インフレ懸念が続く中国だが、その経済成長は目をみはるものがある。なかでも「飲食」業界は有望といわれ、この10年以上にわたって2ケタ成長が続いており、昨年の業界全体の売上は18%増の1兆7636億元(約21.4兆円)、今年は2.1兆元(約25.5兆円)に達すると見られている。その有望な市場を前に国内企業が勢力拡大を狙うのはもちろん、中国政府としても自国産業の発展につなげたいところだろう。
では、この巨大な潜在成長力を秘める中国飲食業界で最も儲かっている企業はどこかというと、実は中国企業ではなく、米国企業だということをご存じだろうか。
最近ではITの分野でグーグルが中国から撤退した件は記憶に新しいが、飲食業界でもコカ・コーラによる中国の果汁飲料最大手・匯源果汁への買収案が中国商務部に却下されるなど、こと米国企業に対する風当たりは強い。国内企業からみれば天敵といえるだろう。

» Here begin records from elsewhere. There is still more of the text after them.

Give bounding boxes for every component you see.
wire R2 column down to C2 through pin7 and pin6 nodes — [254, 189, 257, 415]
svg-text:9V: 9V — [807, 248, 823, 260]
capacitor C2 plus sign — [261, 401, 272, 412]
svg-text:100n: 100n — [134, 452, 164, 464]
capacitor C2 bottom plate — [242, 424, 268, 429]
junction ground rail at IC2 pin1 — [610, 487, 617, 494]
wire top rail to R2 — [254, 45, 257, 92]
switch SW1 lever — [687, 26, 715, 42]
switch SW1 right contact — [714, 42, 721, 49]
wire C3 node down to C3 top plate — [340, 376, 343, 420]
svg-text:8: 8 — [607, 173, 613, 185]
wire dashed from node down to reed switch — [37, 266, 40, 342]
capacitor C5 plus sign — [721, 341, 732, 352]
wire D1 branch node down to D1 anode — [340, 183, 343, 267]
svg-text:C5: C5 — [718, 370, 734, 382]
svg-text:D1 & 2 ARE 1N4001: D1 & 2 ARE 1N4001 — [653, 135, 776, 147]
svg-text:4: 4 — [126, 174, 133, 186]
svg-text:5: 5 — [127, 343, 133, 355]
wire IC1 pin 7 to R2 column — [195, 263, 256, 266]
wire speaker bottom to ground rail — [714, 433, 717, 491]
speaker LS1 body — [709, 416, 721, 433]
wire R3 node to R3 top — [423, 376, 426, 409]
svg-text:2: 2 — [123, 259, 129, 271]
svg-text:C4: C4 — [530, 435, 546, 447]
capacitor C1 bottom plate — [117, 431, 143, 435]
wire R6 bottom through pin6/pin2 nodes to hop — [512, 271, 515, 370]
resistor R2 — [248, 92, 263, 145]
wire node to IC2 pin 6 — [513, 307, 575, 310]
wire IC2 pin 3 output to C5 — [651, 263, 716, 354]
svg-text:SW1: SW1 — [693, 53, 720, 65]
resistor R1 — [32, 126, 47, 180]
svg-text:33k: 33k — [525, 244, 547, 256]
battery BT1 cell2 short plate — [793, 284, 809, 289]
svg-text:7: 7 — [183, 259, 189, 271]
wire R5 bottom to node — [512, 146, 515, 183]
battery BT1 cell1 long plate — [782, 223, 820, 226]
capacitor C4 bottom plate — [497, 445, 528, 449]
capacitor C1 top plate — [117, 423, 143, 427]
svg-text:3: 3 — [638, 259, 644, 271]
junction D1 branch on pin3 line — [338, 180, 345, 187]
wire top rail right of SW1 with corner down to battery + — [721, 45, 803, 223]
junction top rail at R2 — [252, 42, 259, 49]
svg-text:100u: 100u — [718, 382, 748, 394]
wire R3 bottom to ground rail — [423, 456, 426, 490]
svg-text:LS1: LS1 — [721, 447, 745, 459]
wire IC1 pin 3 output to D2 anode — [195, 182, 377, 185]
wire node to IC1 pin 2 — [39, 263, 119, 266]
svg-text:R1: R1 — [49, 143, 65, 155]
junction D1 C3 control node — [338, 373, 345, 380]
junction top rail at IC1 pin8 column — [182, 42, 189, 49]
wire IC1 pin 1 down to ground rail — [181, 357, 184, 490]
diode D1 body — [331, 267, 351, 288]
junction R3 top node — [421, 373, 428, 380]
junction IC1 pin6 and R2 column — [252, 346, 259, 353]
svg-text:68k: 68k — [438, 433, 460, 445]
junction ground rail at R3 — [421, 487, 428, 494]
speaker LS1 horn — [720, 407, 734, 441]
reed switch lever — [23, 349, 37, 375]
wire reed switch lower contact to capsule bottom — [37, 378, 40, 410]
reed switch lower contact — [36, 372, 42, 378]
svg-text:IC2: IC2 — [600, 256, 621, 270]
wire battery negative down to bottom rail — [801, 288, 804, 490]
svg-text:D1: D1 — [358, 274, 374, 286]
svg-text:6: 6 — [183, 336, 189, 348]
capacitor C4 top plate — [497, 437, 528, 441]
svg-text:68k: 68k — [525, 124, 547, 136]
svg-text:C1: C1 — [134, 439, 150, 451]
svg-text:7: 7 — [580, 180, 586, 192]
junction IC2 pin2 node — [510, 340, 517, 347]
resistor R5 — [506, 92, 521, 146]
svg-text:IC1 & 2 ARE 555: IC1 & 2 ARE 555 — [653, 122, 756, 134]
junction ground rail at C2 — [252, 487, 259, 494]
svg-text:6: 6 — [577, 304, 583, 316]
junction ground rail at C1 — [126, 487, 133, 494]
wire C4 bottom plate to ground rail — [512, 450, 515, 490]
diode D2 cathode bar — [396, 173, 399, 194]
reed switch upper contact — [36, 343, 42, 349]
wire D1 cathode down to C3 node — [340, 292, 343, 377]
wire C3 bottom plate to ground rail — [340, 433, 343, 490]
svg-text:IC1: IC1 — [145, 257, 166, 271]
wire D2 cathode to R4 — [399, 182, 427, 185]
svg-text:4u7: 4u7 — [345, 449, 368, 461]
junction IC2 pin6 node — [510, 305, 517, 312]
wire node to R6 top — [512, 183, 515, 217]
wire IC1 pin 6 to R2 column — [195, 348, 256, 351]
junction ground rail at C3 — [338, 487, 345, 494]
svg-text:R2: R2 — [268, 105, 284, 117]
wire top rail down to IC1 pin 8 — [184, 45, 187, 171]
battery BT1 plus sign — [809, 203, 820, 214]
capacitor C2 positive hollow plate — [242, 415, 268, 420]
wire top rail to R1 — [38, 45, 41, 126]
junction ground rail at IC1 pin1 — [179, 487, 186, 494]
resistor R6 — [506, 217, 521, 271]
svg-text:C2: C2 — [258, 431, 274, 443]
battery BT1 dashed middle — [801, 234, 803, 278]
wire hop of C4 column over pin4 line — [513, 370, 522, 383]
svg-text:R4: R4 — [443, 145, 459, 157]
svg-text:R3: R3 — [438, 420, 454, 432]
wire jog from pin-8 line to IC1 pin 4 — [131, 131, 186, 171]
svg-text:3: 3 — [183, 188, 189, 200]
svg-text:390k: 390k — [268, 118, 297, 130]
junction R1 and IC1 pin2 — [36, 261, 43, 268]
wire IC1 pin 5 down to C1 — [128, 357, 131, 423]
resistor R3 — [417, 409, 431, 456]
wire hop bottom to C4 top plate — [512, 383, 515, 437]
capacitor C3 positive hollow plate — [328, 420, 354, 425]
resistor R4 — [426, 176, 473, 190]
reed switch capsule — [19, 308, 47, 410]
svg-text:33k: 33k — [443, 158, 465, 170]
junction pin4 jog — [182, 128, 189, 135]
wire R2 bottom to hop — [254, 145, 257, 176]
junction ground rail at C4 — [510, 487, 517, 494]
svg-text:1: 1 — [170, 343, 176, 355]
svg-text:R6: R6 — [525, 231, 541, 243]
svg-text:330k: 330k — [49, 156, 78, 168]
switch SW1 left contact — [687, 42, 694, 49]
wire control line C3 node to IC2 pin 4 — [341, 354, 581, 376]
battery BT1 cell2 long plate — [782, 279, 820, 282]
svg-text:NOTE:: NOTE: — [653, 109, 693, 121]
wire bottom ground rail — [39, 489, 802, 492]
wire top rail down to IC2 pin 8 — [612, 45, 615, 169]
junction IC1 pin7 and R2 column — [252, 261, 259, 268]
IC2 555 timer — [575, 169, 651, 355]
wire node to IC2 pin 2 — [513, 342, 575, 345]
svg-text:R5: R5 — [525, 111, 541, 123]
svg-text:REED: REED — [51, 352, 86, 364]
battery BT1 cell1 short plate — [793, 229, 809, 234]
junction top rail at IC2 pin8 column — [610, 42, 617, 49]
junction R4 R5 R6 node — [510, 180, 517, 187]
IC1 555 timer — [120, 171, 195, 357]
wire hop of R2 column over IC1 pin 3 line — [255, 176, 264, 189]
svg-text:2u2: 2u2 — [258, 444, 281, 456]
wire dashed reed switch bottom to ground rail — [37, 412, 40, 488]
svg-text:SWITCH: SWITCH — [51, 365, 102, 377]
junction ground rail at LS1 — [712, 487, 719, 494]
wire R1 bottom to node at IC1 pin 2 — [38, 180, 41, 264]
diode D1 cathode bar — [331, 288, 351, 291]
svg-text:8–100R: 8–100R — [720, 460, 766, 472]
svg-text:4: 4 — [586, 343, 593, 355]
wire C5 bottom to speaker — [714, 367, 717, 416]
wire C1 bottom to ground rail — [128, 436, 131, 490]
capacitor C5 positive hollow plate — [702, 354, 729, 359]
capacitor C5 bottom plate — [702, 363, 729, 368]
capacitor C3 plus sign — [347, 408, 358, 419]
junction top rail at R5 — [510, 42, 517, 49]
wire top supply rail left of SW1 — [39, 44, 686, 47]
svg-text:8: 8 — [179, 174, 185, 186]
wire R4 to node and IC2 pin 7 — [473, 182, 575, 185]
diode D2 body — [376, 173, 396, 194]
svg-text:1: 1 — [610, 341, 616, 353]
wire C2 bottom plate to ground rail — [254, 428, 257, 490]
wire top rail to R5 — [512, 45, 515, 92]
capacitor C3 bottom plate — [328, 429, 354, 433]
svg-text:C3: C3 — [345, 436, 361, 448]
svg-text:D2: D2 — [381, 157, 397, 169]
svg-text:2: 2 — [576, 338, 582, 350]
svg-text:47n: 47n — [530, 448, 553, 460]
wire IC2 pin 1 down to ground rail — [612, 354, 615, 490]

ところが、中国料理協会による2010年の中国飲食企業トップ10をみると、ずらりと中国企業が名を連ねるなか、1位は「ヤムブランズ」となっている。この社名、一見なじみが薄いが、実はケンタッキーフライドチキンやピザハットなどのファストフードチェーンを世界中で展開する、れっきとした米国企業なのだ。中国経済の動向に詳しい戸松信博氏(グローバルリンクアドバイザーズ代表)が解説する。
「同社は世界で約3万8000店を展開し、そのうち中国では約4000店に過ぎませんが、利益ベースでみると全体の約43%は中国事業が占めています。2015年には6500店舗以上まで拡大する見込みで、さらなる出店攻勢を仕掛けています」
同社の強みはこれだけではない、と戸松氏が続ける。
「すでに業界2位で火鍋専門店をチェーン展開する『小肥羊』の約27%の株式を保有しており、今後はその比率を引き上げ、完全子会社化する計画もあるため、ますます拡大する見通しです。
外資による買収案は当局の審査・許可を得る必要がありますが、仮にこの完全買収がかなわなかったとしても、米国の優れた経営センスと資金力を武器に中国飲食市場を席巻する可能性は高い。さらにいえば、米国が進めているドル安政策と、最近緩やかに進んでいる人民元高が同社の業績を一層加速させることになります。実際、同社の株価も右肩上がりで、2000年からの10年間で株価は10倍、直近でも2009年からの1年半で株価は約2倍になっているほどです」
ちなみにヤムブランズ社は米国に上場しているため、日本から同社株に投資することも可能。中国飲食業界の一番おいしいところを持っていく米国企業の“うまみ”を味わうこともできるかもしれない。